Crash test verdict on Corsa and S-Max | CAR Magazine

Crash test verdict on Corsa and S-Max

Published: 25 August 2006 Updated: 26 January 2015

The new Vauxhall Corsa – set to be one of Britain’s best-selling cars – has scored a maximum five stars for occupant safety, in the Euro NCAP crash tests. Ford’s new S-Max also got full marks.

But their pedestrian protection scores proved far less impressive, when the results of the latest tests were announced today (Friday 25). Although the Corsa’s pedestrian rating was three stars (out of four), its detailed mark was 53 percent. Officials noted that the leading edge of the bonnet offered poor protection, as did some of its outer edges.

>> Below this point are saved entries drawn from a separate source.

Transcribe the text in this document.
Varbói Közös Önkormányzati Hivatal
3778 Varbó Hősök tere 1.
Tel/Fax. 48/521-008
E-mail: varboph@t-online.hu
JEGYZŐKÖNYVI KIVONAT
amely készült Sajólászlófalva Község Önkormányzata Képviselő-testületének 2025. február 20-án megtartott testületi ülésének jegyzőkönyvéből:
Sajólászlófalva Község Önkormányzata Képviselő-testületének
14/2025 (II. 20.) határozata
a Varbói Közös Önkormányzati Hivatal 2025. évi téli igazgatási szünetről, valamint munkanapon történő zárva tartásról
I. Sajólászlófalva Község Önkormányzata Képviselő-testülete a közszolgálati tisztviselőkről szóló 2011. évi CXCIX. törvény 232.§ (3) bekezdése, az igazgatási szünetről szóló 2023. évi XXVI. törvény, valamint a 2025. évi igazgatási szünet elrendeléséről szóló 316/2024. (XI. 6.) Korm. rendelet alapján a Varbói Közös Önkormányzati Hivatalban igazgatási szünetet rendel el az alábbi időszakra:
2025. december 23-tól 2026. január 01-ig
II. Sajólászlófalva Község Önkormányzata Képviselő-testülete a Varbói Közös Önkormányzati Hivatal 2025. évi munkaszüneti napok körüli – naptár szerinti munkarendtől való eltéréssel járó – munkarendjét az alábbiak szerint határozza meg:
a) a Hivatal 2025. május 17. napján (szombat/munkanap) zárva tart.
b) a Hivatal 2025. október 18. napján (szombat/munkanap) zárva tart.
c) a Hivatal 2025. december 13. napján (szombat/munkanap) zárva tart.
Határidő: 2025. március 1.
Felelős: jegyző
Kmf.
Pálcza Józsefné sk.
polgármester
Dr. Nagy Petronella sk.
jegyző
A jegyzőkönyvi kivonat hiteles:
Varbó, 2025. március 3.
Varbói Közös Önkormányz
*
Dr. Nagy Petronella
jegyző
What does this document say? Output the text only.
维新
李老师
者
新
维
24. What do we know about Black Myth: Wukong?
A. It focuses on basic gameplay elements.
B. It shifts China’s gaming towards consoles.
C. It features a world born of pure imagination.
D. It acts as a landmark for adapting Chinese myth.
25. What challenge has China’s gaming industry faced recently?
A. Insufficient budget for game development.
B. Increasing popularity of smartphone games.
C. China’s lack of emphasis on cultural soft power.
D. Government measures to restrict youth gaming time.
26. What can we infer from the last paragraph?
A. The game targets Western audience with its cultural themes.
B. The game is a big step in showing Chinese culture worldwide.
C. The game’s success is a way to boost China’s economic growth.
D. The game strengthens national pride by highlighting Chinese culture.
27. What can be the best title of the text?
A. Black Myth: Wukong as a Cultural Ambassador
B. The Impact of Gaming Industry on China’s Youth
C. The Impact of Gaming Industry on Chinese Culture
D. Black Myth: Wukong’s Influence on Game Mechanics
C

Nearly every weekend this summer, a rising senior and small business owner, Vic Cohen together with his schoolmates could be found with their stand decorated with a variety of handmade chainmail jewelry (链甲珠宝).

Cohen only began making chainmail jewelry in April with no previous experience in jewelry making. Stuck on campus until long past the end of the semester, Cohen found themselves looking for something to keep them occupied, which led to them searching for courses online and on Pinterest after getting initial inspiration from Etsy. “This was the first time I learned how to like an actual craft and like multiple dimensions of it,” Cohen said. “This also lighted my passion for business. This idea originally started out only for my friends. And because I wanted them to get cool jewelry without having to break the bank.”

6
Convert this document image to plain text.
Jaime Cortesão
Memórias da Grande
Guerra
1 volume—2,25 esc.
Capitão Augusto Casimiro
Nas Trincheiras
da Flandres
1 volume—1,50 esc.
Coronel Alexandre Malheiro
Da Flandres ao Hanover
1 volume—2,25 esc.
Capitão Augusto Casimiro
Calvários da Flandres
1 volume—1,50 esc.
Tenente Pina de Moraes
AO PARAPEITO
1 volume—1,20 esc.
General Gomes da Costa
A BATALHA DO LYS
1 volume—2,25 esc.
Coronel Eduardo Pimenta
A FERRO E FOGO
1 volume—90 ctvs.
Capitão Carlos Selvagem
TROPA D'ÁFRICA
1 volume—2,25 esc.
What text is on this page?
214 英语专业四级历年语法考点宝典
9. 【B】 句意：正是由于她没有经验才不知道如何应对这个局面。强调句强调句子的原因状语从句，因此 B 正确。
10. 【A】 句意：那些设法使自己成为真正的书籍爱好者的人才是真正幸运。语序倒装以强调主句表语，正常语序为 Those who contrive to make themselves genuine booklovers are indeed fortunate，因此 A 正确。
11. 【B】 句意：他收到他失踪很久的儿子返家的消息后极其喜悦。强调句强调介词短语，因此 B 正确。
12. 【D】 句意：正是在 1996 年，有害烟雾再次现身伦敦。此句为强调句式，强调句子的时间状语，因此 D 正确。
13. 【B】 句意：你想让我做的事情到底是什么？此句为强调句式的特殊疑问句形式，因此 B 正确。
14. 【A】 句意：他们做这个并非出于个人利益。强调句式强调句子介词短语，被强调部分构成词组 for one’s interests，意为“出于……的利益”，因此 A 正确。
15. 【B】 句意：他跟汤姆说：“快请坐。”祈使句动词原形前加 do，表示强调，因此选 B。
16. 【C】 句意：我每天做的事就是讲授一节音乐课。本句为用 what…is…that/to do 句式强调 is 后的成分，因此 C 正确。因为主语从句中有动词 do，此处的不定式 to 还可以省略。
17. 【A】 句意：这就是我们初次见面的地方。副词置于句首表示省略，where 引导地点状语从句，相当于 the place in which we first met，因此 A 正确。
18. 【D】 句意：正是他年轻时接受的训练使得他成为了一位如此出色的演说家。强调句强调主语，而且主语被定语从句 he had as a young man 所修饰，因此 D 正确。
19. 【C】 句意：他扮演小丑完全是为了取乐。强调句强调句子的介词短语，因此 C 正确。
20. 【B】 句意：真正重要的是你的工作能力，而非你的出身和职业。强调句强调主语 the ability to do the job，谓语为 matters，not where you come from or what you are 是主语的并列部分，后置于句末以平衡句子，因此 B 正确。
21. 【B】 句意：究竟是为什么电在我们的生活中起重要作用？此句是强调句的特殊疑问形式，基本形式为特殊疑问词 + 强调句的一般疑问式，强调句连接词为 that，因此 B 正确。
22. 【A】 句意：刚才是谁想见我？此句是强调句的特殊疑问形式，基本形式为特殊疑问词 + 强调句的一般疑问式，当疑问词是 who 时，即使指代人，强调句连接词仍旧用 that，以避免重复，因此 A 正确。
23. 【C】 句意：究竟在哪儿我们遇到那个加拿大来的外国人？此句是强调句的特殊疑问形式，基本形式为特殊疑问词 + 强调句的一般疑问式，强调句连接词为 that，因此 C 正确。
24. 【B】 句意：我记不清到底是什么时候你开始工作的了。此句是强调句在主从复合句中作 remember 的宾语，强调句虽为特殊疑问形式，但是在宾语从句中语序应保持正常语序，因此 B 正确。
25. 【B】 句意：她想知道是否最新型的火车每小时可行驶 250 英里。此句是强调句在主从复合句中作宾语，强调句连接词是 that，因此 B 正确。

The S-Max’s performance was even worse. Ford’s slinky new MPV scored just 36 percent, which translates to two stars. As with the Corsa, pedestrians’ legs were vulnerable to the leading edge of the bonnet. A spokesperson said Euro NCAP was ‘quite disappointed’ by the pedestrian protection results, although they were happy with the occupant safety performances.

Both the Corsa and S-Max were designed to meet new pedestrian protection regulations, which call for greater clearance between hard points and body panels to minimise the risk of serious head injuries. However, the new regulations are not as stringent as those applied by Euro NCAP, which explains why the S-Max and Corsa appear to have under-performed in those tests.

Occupants are very well protected, however. Three tests are used to determine this rating: an offset frontal impact at 40mph; a side impact test at 30mph; and a pole test, where the car is fired into a post at 18mph, to simulate a collision with a lamp post or tree.

The Corsa scored 94 percent in the frontal impact – impressive for a small car – and 100 percent in the side impact to secure its five stars. The S-Max clinched a perfect 100 percent in both disciplines. NCAP also issues a child occupant protection rating, based on the forces exerted on dummies in child seats. The S-Max scored four stars out of five, the Corsa three.